The program remained largely intact until Sept. 13, when the CDC announced its official end — eight months after its inception and six months after officials recall learning it wasn’t working.
And while the number of federal workers who fell ill was not an eye-popping amount, “it was enough to make you concerned with what’s going on,” said the former HHS official.
‘Risk on the front line’
While far greater than the rate of passengers detected, Cuccinelli told CNBC he didn’t find the incidence of infection among his workforce concerning: The coronavirus transmission rate was roughly the same as the broader public, and the agency couldn’t be sure they didn’t pick it up outside of work.
“There’s always risk for people on the front line,” Cuccinelli said. “But what we have found, including with our own front-line folks is that those individuals tended to be the ones who have caught the virus have done so at rates similar to the communities in which they were working.”
Unions like the American Federation of Government Employees lobbied lawmakers to include in the Covid stimulus bill “automatic presumption of workplace illness” to help workers access greater sick leave and workers’ compensation. Until the final text of the $900 billion relief deal is made public, it remains unclear whether lawmakers included these protections. They have not been major items in negotiations.

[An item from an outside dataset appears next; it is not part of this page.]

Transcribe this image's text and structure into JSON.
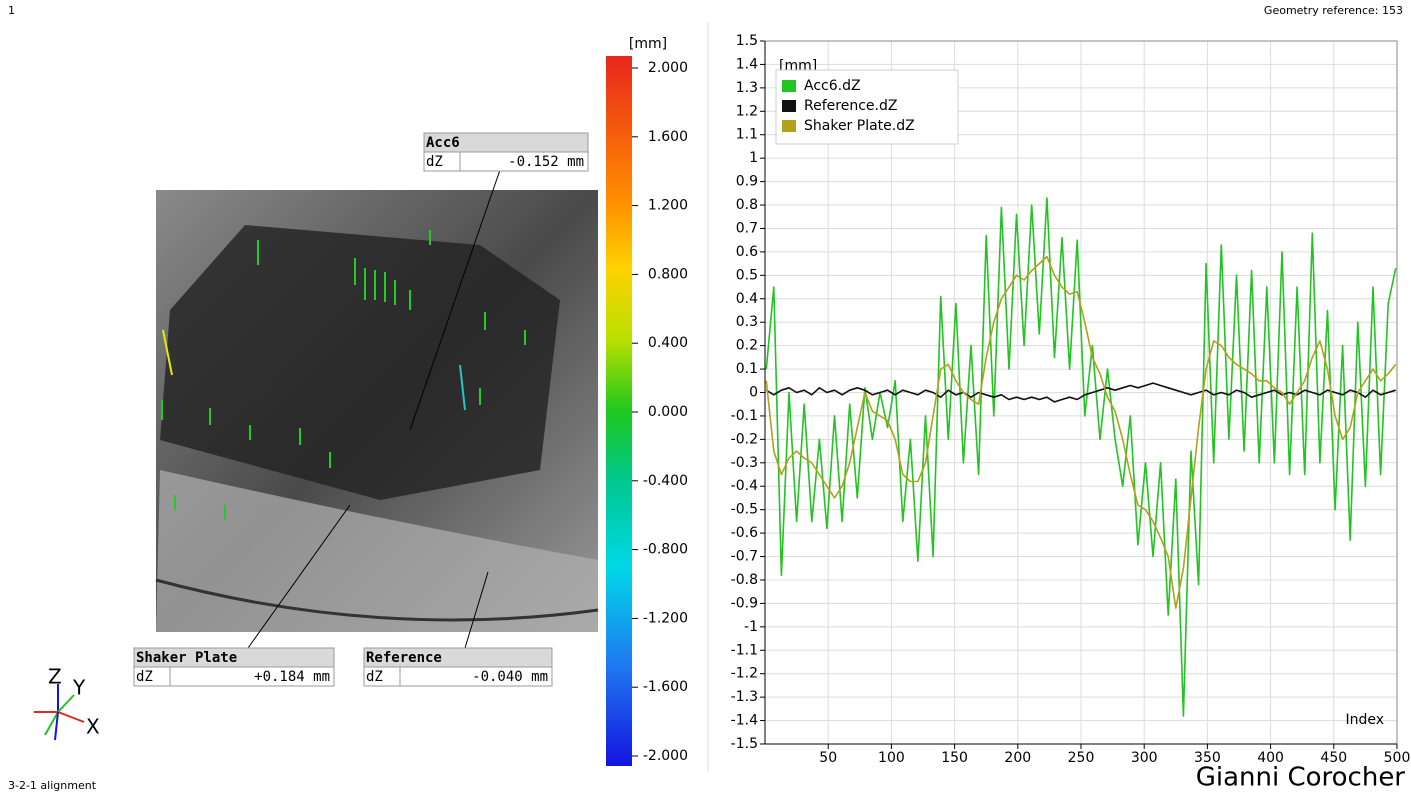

Customs and Border Protection had not recorded an officer death since 2015. In 2020, there have been nine deaths, all due to Covid-19. Memorial pages set up in remembrance of Palmer and his colleague CK Yan said the two men contracted the virus while at work.
“U.S. Customs and Border Protection Officer Omar Palmer performed many assigned tasks with professionalism and integrity, his passing was tragic and we kindly ask that you respect his family’s privacy during this difficult time,” an agency spokesman at JFK said.
Palmer lived with his mother, herself a former DHS employee, and took strict precautions to protect her health, Williams said.
He limited his contact, and wore gloves and masks. On April 1, he planned to visit Williams’ adult daughters at their home in Brooklyn to drop off a package of N95 masks and gloves, then in short supply around the country. Instead, he called to notify her he had be quarantining after being exposed to Covid at the airport.
By the end of the week, he was in intensive care, and two weeks later, on a ventilator and in a coma.
Palmer died May 4. He was 40. Williams visits his grave, and she wonders what government brass could have done to save him.
“It’s irresponsible. It’s murder,” Williams said, holding back tears. “When you know better, you should do better. There is no excuse.”
— CNBC’s Patrick Manning, Karina Hernandez and Scott Zamost contributed reporting.